Le Qatar, un rival sunnite
Au demeurant, le Qatar a exactement la même stratégie, se posant en médiateur alors même qu’il diffuse son idéologie totalitaire et anti-occidentale, par ses actions « d’aide au développement » dans les banlieues françaises comme par sa chaîne Al-Jazira – un outil de soft power dont l’efficacité bien réelle est probablement l’une des causes de l’hostilité envieuse de ses voisins.
En outre, si le Qatar n’a peut-être pas directement financé des groupes djihadistes, il a au minimum fermé les yeux avec complaisance sur ses ressortissants qui le faisaient. Ce qui est également vrai de Riyad…

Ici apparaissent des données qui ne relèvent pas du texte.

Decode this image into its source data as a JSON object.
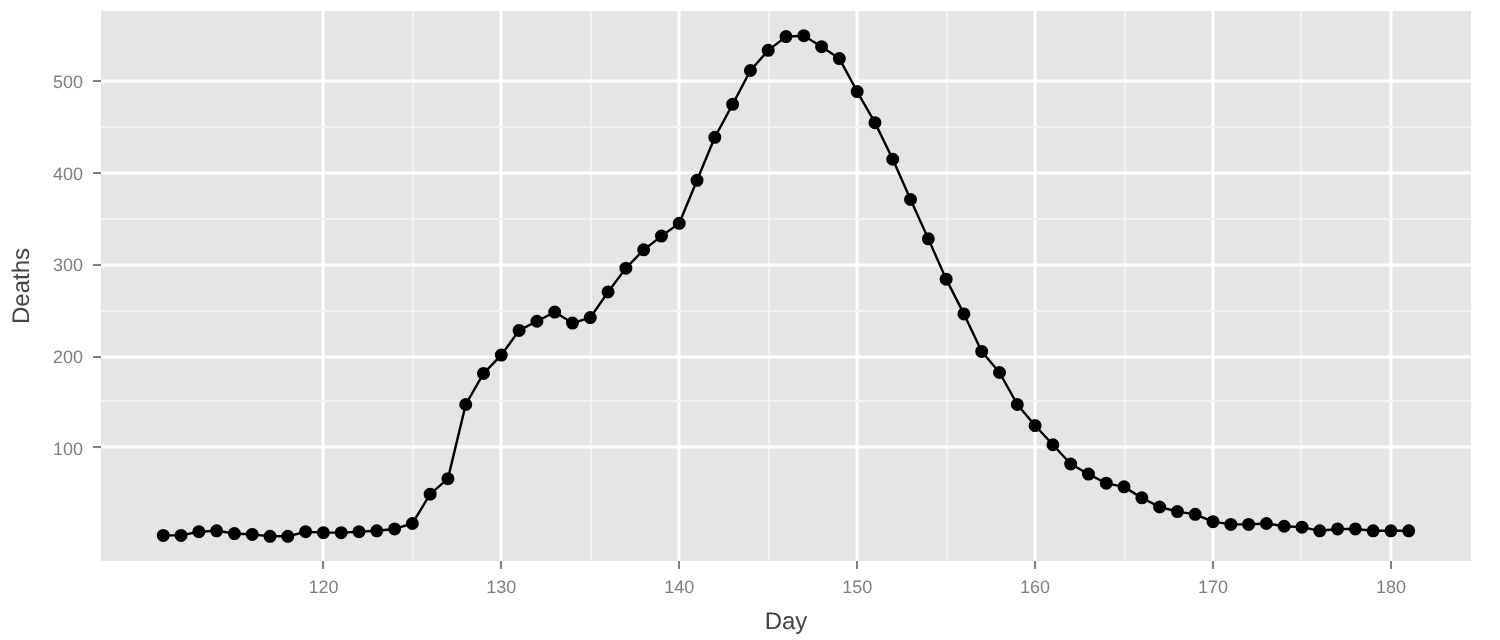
{
  "chart_data": {
    "type": "line",
    "xlabel": "Day",
    "ylabel": "Deaths",
    "x": [
      111,
      112,
      113,
      114,
      115,
      116,
      117,
      118,
      119,
      120,
      121,
      122,
      123,
      124,
      125,
      126,
      127,
      128,
      129,
      130,
      131,
      132,
      133,
      134,
      135,
      136,
      137,
      138,
      139,
      140,
      141,
      142,
      143,
      144,
      145,
      146,
      147,
      148,
      149,
      150,
      151,
      152,
      153,
      154,
      155,
      156,
      157,
      158,
      159,
      160,
      161,
      162,
      163,
      164,
      165,
      166,
      167,
      168,
      169,
      170,
      171,
      172,
      173,
      174,
      175,
      176,
      177,
      178,
      179,
      180,
      181
    ],
    "series": [
      {
        "color": "#000000",
        "values": [
          4,
          4,
          8,
          9,
          6,
          5,
          3,
          3,
          8,
          7,
          7,
          8,
          9,
          11,
          17,
          49,
          66,
          147,
          181,
          201,
          228,
          238,
          248,
          236,
          242,
          270,
          296,
          316,
          331,
          345,
          392,
          439,
          475,
          512,
          534,
          549,
          550,
          538,
          525,
          489,
          455,
          415,
          371,
          328,
          284,
          246,
          205,
          182,
          147,
          124,
          103,
          82,
          71,
          61,
          57,
          45,
          35,
          30,
          27,
          19,
          16,
          16,
          17,
          14,
          13,
          9,
          11,
          11,
          9,
          9,
          9
        ]
      }
    ],
    "xlim": [
      107.5,
      184.5
    ],
    "ylim": [
      -24,
      577
    ],
    "xticks": [
      120,
      130,
      140,
      150,
      160,
      170,
      180
    ],
    "yticks": [
      100,
      200,
      300,
      400,
      500
    ],
    "grid": true,
    "marker": "circle",
    "line_style": "solid"
  }
}
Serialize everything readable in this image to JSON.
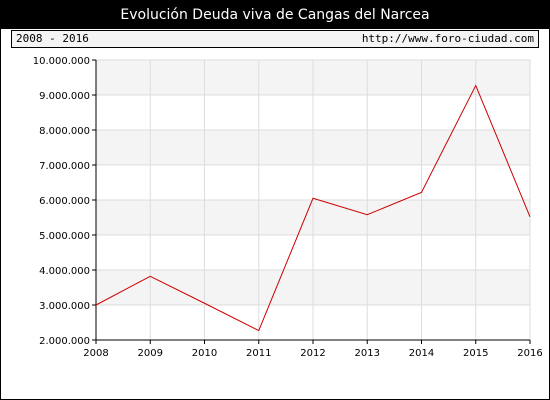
{
  "header": {
    "title": "Evolución Deuda viva de Cangas del Narcea",
    "range": "2008 - 2016",
    "url": "http://www.foro-ciudad.com"
  },
  "colors": {
    "line": "#cc0000",
    "band": "#f4f4f4",
    "grid": "#dddddd"
  },
  "chart_data": {
    "type": "line",
    "title": "Evolución Deuda viva de Cangas del Narcea",
    "x": [
      2008,
      2009,
      2010,
      2011,
      2012,
      2013,
      2014,
      2015,
      2016
    ],
    "series": [
      {
        "values": [
          3000000,
          3820000,
          3050000,
          2270000,
          6050000,
          5580000,
          6220000,
          9270000,
          5520000
        ]
      }
    ],
    "x_tick_labels": [
      "2008",
      "2009",
      "2010",
      "2011",
      "2012",
      "2013",
      "2014",
      "2015",
      "2016"
    ],
    "y_tick_labels": [
      "2.000.000",
      "3.000.000",
      "4.000.000",
      "5.000.000",
      "6.000.000",
      "7.000.000",
      "8.000.000",
      "9.000.000",
      "10.000.000"
    ],
    "y_ticks": [
      2000000,
      3000000,
      4000000,
      5000000,
      6000000,
      7000000,
      8000000,
      9000000,
      10000000
    ],
    "ylim": [
      2000000,
      10000000
    ],
    "xlim": [
      2008,
      2016
    ],
    "grid": true,
    "legend": "none"
  }
}
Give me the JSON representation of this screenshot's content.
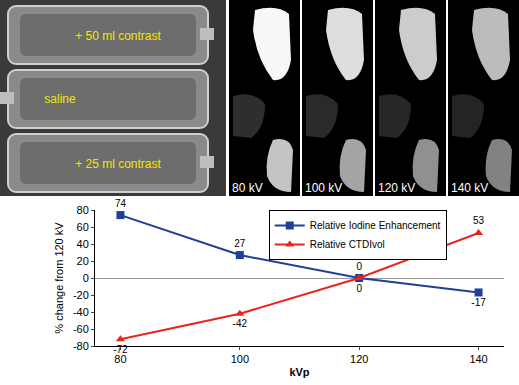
{
  "chart_data": {
    "type": "line",
    "categories": [
      "80",
      "100",
      "120",
      "140"
    ],
    "x_label": "kVp",
    "y_label": "% change from 120 kV",
    "ylim": [
      -80,
      80
    ],
    "yticks": [
      -80,
      -60,
      -40,
      -20,
      0,
      20,
      40,
      60,
      80
    ],
    "grid": false,
    "legend": "upper right",
    "data_labels": true,
    "series": [
      {
        "name": "Relative Iodine Enhancement",
        "color": "#1f3f99",
        "marker": "square",
        "values": [
          74,
          27,
          0,
          -17
        ]
      },
      {
        "name": "Relative CTDIvol",
        "color": "#e8241c",
        "marker": "triangle",
        "values": [
          -72,
          -42,
          0,
          53
        ]
      }
    ]
  },
  "images": {
    "phantom_labels": [
      "+ 50 ml contrast",
      "saline",
      "+ 25 ml contrast"
    ],
    "kv_labels": [
      "80 kV",
      "100 kV",
      "120 kV",
      "140 kV"
    ]
  }
}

Le reproche fait à Doha de soutenir les Frères musulmans s’inscrit dans la même logique de rivalité au sein de l’extrémisme sunnite, la Confrérie représentant à long terme une menace particulièrement sérieuse, que les pays occidentaux ont d’ailleurs le grand tort de sous-estimer. Qu’elle privilégie l’influence culturelle et l’entrisme politique plutôt que la violence grossière des attentats, qu’elle se pose en recours pour « apaiser les tensions entre les communautés » en faisant progresser l’islamisation à coups « d’accommodements raisonnables », ne la rend pas moins dangereuse, au contraire.

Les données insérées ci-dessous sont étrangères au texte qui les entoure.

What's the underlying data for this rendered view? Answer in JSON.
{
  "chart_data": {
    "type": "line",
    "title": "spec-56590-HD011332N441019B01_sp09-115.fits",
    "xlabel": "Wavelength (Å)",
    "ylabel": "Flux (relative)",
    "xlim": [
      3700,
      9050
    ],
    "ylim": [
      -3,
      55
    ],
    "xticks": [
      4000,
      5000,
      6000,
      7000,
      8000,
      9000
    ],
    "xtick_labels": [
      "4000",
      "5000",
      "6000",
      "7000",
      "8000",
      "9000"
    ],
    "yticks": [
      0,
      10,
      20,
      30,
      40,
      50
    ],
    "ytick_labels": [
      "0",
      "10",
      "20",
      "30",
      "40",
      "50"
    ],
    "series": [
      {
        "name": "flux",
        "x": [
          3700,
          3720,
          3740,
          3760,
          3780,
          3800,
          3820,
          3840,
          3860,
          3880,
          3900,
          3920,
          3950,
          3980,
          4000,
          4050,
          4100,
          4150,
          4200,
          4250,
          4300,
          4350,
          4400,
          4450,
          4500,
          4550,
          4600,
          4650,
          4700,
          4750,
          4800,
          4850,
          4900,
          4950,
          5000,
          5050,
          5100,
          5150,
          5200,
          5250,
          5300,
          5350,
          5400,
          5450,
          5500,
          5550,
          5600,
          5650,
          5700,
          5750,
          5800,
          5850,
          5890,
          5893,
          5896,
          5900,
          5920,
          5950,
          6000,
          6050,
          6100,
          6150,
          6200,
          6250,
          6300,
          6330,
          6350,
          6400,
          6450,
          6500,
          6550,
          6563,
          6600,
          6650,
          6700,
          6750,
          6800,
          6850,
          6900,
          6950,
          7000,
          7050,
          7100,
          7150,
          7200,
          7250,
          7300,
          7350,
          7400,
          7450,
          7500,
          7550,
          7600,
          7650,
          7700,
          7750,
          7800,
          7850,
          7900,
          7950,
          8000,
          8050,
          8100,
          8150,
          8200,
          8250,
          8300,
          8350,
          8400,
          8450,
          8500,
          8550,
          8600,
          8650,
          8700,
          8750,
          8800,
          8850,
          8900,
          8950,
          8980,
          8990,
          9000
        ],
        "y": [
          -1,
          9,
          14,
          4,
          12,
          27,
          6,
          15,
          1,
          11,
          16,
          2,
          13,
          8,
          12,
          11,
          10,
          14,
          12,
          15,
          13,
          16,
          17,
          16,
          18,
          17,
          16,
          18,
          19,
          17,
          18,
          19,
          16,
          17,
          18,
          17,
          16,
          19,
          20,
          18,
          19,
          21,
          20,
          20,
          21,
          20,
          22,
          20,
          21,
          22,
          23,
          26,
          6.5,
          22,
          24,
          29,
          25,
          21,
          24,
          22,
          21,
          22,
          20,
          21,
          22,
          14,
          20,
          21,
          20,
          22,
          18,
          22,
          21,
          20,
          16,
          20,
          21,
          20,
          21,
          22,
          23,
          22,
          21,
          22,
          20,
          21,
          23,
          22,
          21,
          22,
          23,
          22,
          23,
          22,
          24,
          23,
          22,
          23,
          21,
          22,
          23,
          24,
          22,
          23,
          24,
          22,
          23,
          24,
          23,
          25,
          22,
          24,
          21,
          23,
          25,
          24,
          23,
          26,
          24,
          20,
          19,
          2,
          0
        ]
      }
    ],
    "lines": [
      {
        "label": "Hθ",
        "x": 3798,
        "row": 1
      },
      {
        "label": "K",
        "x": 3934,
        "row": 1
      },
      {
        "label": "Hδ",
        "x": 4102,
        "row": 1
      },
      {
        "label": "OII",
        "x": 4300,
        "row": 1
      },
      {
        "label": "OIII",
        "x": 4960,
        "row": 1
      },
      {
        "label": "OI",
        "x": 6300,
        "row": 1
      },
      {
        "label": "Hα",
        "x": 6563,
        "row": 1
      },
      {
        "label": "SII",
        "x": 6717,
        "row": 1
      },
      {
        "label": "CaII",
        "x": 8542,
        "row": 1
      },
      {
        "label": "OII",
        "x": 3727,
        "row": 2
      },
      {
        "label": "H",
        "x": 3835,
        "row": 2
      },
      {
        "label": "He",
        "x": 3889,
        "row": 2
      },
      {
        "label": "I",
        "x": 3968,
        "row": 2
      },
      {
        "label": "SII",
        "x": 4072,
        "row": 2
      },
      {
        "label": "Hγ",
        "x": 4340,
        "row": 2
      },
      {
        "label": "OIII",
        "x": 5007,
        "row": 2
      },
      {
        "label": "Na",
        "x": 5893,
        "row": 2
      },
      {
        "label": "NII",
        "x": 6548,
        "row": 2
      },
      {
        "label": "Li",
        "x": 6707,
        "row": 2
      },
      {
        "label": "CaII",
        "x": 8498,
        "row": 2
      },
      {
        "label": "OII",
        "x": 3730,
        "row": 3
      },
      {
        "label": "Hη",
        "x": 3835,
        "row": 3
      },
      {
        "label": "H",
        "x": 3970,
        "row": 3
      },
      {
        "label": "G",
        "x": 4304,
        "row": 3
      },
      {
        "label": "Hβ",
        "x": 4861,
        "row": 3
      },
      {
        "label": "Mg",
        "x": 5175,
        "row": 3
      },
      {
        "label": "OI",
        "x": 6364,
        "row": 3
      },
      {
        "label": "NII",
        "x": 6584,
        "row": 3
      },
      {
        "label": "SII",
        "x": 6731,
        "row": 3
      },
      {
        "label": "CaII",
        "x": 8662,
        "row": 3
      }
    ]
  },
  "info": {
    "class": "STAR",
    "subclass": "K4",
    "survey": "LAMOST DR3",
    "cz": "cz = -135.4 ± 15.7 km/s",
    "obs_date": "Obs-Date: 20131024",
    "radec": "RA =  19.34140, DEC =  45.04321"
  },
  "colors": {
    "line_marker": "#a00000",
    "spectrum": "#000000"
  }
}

Conscient de sa fragilité à côté de son trop puissant voisin saoudien, le Qatar a sans doute vu les Frères comme un réseau susceptible de contrebalancer l’influence de Riyad, et a jugé dans son intérêt de pouvoir se présenter aux occidentaux comme un intermédiaire utile pour négocier avec la Confrérie.
Du gaz près de l’Iran
C’est aussi cette volonté de jouer les intermédiaires incontournables qui a conduit le Qatar à se montrer beaucoup plus mesuré vis-à-vis de l’Iran que beaucoup d’autres pays sunnites. Sans oublier évidemment que certains de ses précieux gisements de gaz sont situés à proximité immédiate des eaux territoriales iraniennes… Rappelons au passage que le Qatar doit sa richesse au gaz, bien plus qu’au pétrole, ce qui le rapproche de la Russie et de l’Iran plus que des autres membres de l’Opep.

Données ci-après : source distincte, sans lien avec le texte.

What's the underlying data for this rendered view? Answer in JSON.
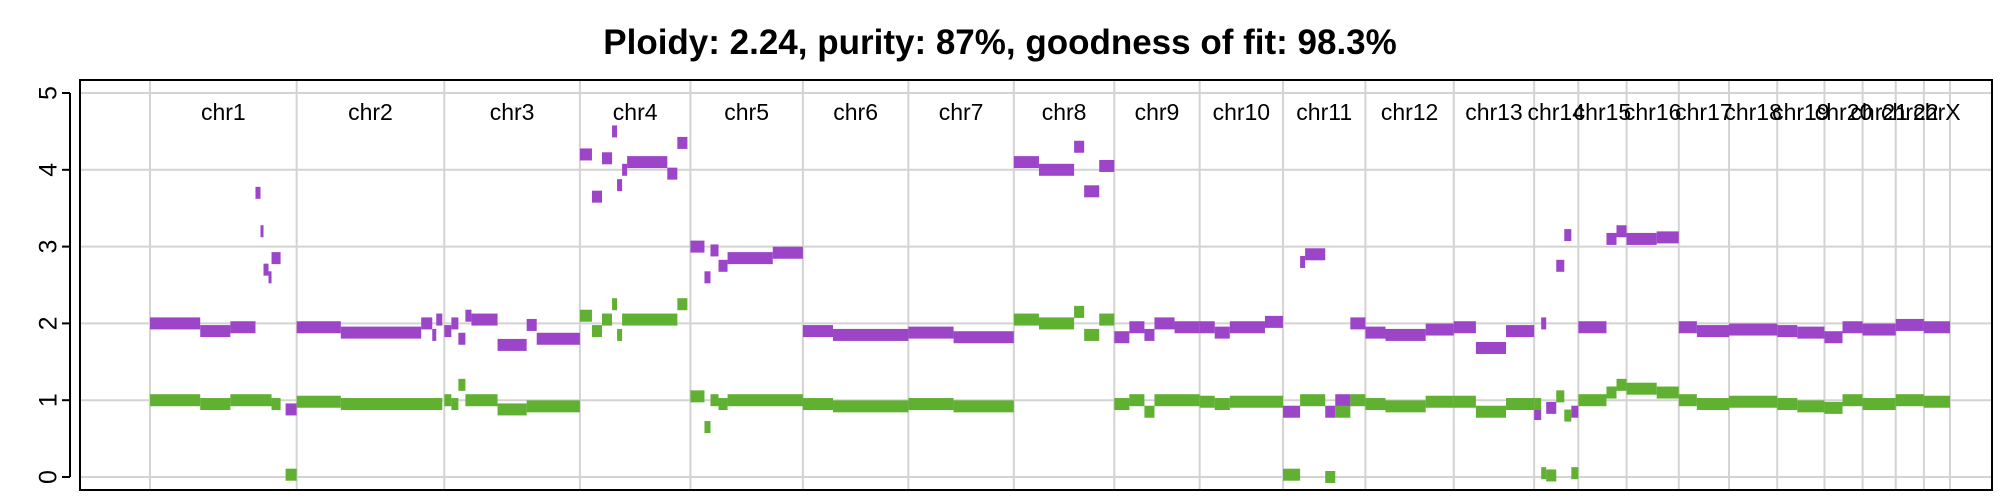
{
  "chart_data": {
    "type": "scatter",
    "title": "Ploidy: 2.24, purity: 87%, goodness of fit: 98.3%",
    "xlabel": "",
    "ylabel": "",
    "ylim": [
      0,
      5
    ],
    "yticks": [
      "0",
      "1",
      "2",
      "3",
      "4",
      "5"
    ],
    "grid": true,
    "colors": {
      "total": "#9c45c8",
      "minor": "#60b032",
      "grid": "#d3d3d3"
    },
    "chromosomes": [
      {
        "label": "chr1",
        "start": 0,
        "end": 146
      },
      {
        "label": "chr2",
        "start": 146,
        "end": 293
      },
      {
        "label": "chr3",
        "start": 293,
        "end": 428
      },
      {
        "label": "chr4",
        "start": 428,
        "end": 538
      },
      {
        "label": "chr5",
        "start": 538,
        "end": 650
      },
      {
        "label": "chr6",
        "start": 650,
        "end": 755
      },
      {
        "label": "chr7",
        "start": 755,
        "end": 860
      },
      {
        "label": "chr8",
        "start": 860,
        "end": 960
      },
      {
        "label": "chr9",
        "start": 960,
        "end": 1045
      },
      {
        "label": "chr10",
        "start": 1045,
        "end": 1128
      },
      {
        "label": "chr11",
        "start": 1128,
        "end": 1210
      },
      {
        "label": "chr12",
        "start": 1210,
        "end": 1298
      },
      {
        "label": "chr13",
        "start": 1298,
        "end": 1378
      },
      {
        "label": "chr14",
        "start": 1378,
        "end": 1422
      },
      {
        "label": "chr15",
        "start": 1422,
        "end": 1470
      },
      {
        "label": "chr16",
        "start": 1470,
        "end": 1522
      },
      {
        "label": "chr17",
        "start": 1522,
        "end": 1572
      },
      {
        "label": "chr18",
        "start": 1572,
        "end": 1620
      },
      {
        "label": "chr19",
        "start": 1620,
        "end": 1667
      },
      {
        "label": "chr20",
        "start": 1667,
        "end": 1705
      },
      {
        "label": "chr21",
        "start": 1705,
        "end": 1738
      },
      {
        "label": "chr22",
        "start": 1738,
        "end": 1766
      },
      {
        "label": "chrX",
        "start": 1766,
        "end": 1792
      }
    ],
    "series": [
      {
        "name": "",
        "color": "#9c45c8",
        "segments": [
          [
            0,
            50,
            2.0
          ],
          [
            50,
            80,
            1.9
          ],
          [
            80,
            105,
            1.95
          ],
          [
            105,
            110,
            3.7
          ],
          [
            110,
            113,
            3.2
          ],
          [
            113,
            118,
            2.7
          ],
          [
            118,
            121,
            2.6
          ],
          [
            121,
            130,
            2.85
          ],
          [
            135,
            146,
            0.88
          ],
          [
            146,
            190,
            1.95
          ],
          [
            190,
            270,
            1.88
          ],
          [
            270,
            281,
            2.0
          ],
          [
            281,
            285,
            1.85
          ],
          [
            285,
            291,
            2.05
          ],
          [
            293,
            300,
            1.9
          ],
          [
            300,
            307,
            2.0
          ],
          [
            307,
            314,
            1.8
          ],
          [
            314,
            320,
            2.1
          ],
          [
            320,
            346,
            2.05
          ],
          [
            346,
            375,
            1.72
          ],
          [
            375,
            385,
            1.98
          ],
          [
            385,
            428,
            1.8
          ],
          [
            428,
            440,
            4.2
          ],
          [
            440,
            450,
            3.65
          ],
          [
            450,
            460,
            4.15
          ],
          [
            460,
            465,
            4.5
          ],
          [
            465,
            470,
            3.8
          ],
          [
            470,
            475,
            4.0
          ],
          [
            475,
            515,
            4.1
          ],
          [
            515,
            525,
            3.95
          ],
          [
            525,
            535,
            4.35
          ],
          [
            538,
            552,
            3.0
          ],
          [
            552,
            558,
            2.6
          ],
          [
            558,
            566,
            2.95
          ],
          [
            566,
            575,
            2.75
          ],
          [
            575,
            620,
            2.85
          ],
          [
            620,
            650,
            2.92
          ],
          [
            650,
            680,
            1.9
          ],
          [
            680,
            755,
            1.85
          ],
          [
            755,
            800,
            1.88
          ],
          [
            800,
            860,
            1.82
          ],
          [
            860,
            885,
            4.1
          ],
          [
            885,
            920,
            4.0
          ],
          [
            920,
            930,
            4.3
          ],
          [
            930,
            945,
            3.72
          ],
          [
            945,
            960,
            4.05
          ],
          [
            960,
            975,
            1.82
          ],
          [
            975,
            990,
            1.95
          ],
          [
            990,
            1000,
            1.85
          ],
          [
            1000,
            1020,
            2.0
          ],
          [
            1020,
            1045,
            1.95
          ],
          [
            1045,
            1060,
            1.95
          ],
          [
            1060,
            1075,
            1.88
          ],
          [
            1075,
            1110,
            1.95
          ],
          [
            1110,
            1128,
            2.02
          ],
          [
            1128,
            1145,
            0.85
          ],
          [
            1145,
            1150,
            2.8
          ],
          [
            1150,
            1170,
            2.9
          ],
          [
            1170,
            1180,
            0.85
          ],
          [
            1180,
            1195,
            1.0
          ],
          [
            1195,
            1210,
            2.0
          ],
          [
            1210,
            1230,
            1.88
          ],
          [
            1230,
            1270,
            1.85
          ],
          [
            1270,
            1298,
            1.92
          ],
          [
            1298,
            1320,
            1.95
          ],
          [
            1320,
            1350,
            1.68
          ],
          [
            1350,
            1378,
            1.9
          ],
          [
            1378,
            1385,
            0.82
          ],
          [
            1385,
            1390,
            2.0
          ],
          [
            1390,
            1400,
            0.9
          ],
          [
            1400,
            1408,
            2.75
          ],
          [
            1408,
            1415,
            3.15
          ],
          [
            1415,
            1422,
            0.85
          ],
          [
            1422,
            1450,
            1.95
          ],
          [
            1450,
            1460,
            3.1
          ],
          [
            1460,
            1470,
            3.2
          ],
          [
            1470,
            1500,
            3.1
          ],
          [
            1500,
            1522,
            3.12
          ],
          [
            1522,
            1540,
            1.95
          ],
          [
            1540,
            1572,
            1.9
          ],
          [
            1572,
            1620,
            1.92
          ],
          [
            1620,
            1640,
            1.9
          ],
          [
            1640,
            1667,
            1.88
          ],
          [
            1667,
            1685,
            1.82
          ],
          [
            1685,
            1705,
            1.95
          ],
          [
            1705,
            1738,
            1.92
          ],
          [
            1738,
            1766,
            1.98
          ],
          [
            1766,
            1792,
            1.95
          ]
        ]
      },
      {
        "name": "",
        "color": "#60b032",
        "segments": [
          [
            0,
            50,
            1.0
          ],
          [
            50,
            80,
            0.95
          ],
          [
            80,
            110,
            1.0
          ],
          [
            110,
            121,
            1.0
          ],
          [
            121,
            130,
            0.95
          ],
          [
            135,
            146,
            0.03
          ],
          [
            146,
            190,
            0.98
          ],
          [
            190,
            291,
            0.95
          ],
          [
            293,
            300,
            1.0
          ],
          [
            300,
            307,
            0.95
          ],
          [
            307,
            314,
            1.2
          ],
          [
            314,
            346,
            1.0
          ],
          [
            346,
            375,
            0.88
          ],
          [
            375,
            428,
            0.92
          ],
          [
            428,
            440,
            2.1
          ],
          [
            440,
            450,
            1.9
          ],
          [
            450,
            460,
            2.05
          ],
          [
            460,
            465,
            2.25
          ],
          [
            465,
            470,
            1.85
          ],
          [
            470,
            525,
            2.05
          ],
          [
            525,
            535,
            2.25
          ],
          [
            538,
            552,
            1.05
          ],
          [
            552,
            558,
            0.65
          ],
          [
            558,
            566,
            1.0
          ],
          [
            566,
            575,
            0.95
          ],
          [
            575,
            650,
            1.0
          ],
          [
            650,
            680,
            0.95
          ],
          [
            680,
            755,
            0.92
          ],
          [
            755,
            800,
            0.95
          ],
          [
            800,
            860,
            0.92
          ],
          [
            860,
            885,
            2.05
          ],
          [
            885,
            920,
            2.0
          ],
          [
            920,
            930,
            2.15
          ],
          [
            930,
            945,
            1.85
          ],
          [
            945,
            960,
            2.05
          ],
          [
            960,
            975,
            0.95
          ],
          [
            975,
            990,
            1.0
          ],
          [
            990,
            1000,
            0.85
          ],
          [
            1000,
            1045,
            1.0
          ],
          [
            1045,
            1060,
            0.98
          ],
          [
            1060,
            1075,
            0.95
          ],
          [
            1075,
            1128,
            0.98
          ],
          [
            1128,
            1145,
            0.03
          ],
          [
            1145,
            1170,
            1.0
          ],
          [
            1170,
            1180,
            0.0
          ],
          [
            1180,
            1195,
            0.85
          ],
          [
            1195,
            1210,
            1.0
          ],
          [
            1210,
            1230,
            0.95
          ],
          [
            1230,
            1270,
            0.92
          ],
          [
            1270,
            1298,
            0.98
          ],
          [
            1298,
            1320,
            0.98
          ],
          [
            1320,
            1350,
            0.85
          ],
          [
            1350,
            1378,
            0.95
          ],
          [
            1378,
            1385,
            0.95
          ],
          [
            1385,
            1390,
            0.05
          ],
          [
            1390,
            1400,
            0.02
          ],
          [
            1400,
            1408,
            1.05
          ],
          [
            1408,
            1415,
            0.8
          ],
          [
            1415,
            1422,
            0.05
          ],
          [
            1422,
            1450,
            1.0
          ],
          [
            1450,
            1460,
            1.1
          ],
          [
            1460,
            1470,
            1.2
          ],
          [
            1470,
            1500,
            1.15
          ],
          [
            1500,
            1522,
            1.1
          ],
          [
            1522,
            1540,
            1.0
          ],
          [
            1540,
            1572,
            0.95
          ],
          [
            1572,
            1620,
            0.98
          ],
          [
            1620,
            1640,
            0.95
          ],
          [
            1640,
            1667,
            0.92
          ],
          [
            1667,
            1685,
            0.9
          ],
          [
            1685,
            1705,
            1.0
          ],
          [
            1705,
            1738,
            0.95
          ],
          [
            1738,
            1766,
            1.0
          ],
          [
            1766,
            1792,
            0.98
          ]
        ]
      }
    ]
  }
}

A l’inverse, l’Arabie Saoudite considère l’Iran comme son principal ennemi. Nouvel épisode de l’hostilité entre les Arabes et les Perses. Opposition d’autant plus forte que les Saoudiens savent que l’Occident a beaucoup plus en commun, sur le plan culturel, avec les traditions chiites et leurs interprétations symboliques et poétiques du Coran, qu’avec la lecture littéraliste du wahhabisme qui y voit avant tout un code juridique. Une commune fierté de l’Antiquité[2. Et une appartenance commune au monde hellénistique suite à l’épopée d’Alexandre.], alors que l’Arabie Saoudite tente méticuleusement de faire disparaître ses origines[3. On estime que depuis la fin de la Seconde Guerre mondiale, l’Arabie Saoudite a détruit 98 % des vestiges historiques de plus de mille ans présents sur son sol, y compris les sites historiques musulmans.]. Une jeunesse qui rêve de liberté, alors que la jeunesse sunnite se radicalise. Du point de vue saoudien, un rapprochement entre l’Occident et l’Iran est un risque bien réel, susceptible de favoriser l’émergence du fameux « islam des lumières » dont l’hypothèse terrifie Riyad, et doit donc impérativement être empêché.
…tandis que Daech recule
En outre, l’État islamique recule, en Syrie comme en Irak. Gageons que certains préparent déjà sa défaite en tant qu’Etat territorial, et donc le retour à la clandestinité de ses réseaux et d’une partie de ses ressources. Or, la volonté de combattre les chiites sera très probablement un critère majeur de légitimité pour prendre le contrôle de ce futur « califat de l’ombre »[4. En janvier 2017, l’État islamique a reproché à Al-Qaïda sa « mansuétude » envers les chiites, au point qu’Ayman Al Zawahiri, le chef d’Al Qaïda, se sentit obligé de démentir publiquement cette accusation.].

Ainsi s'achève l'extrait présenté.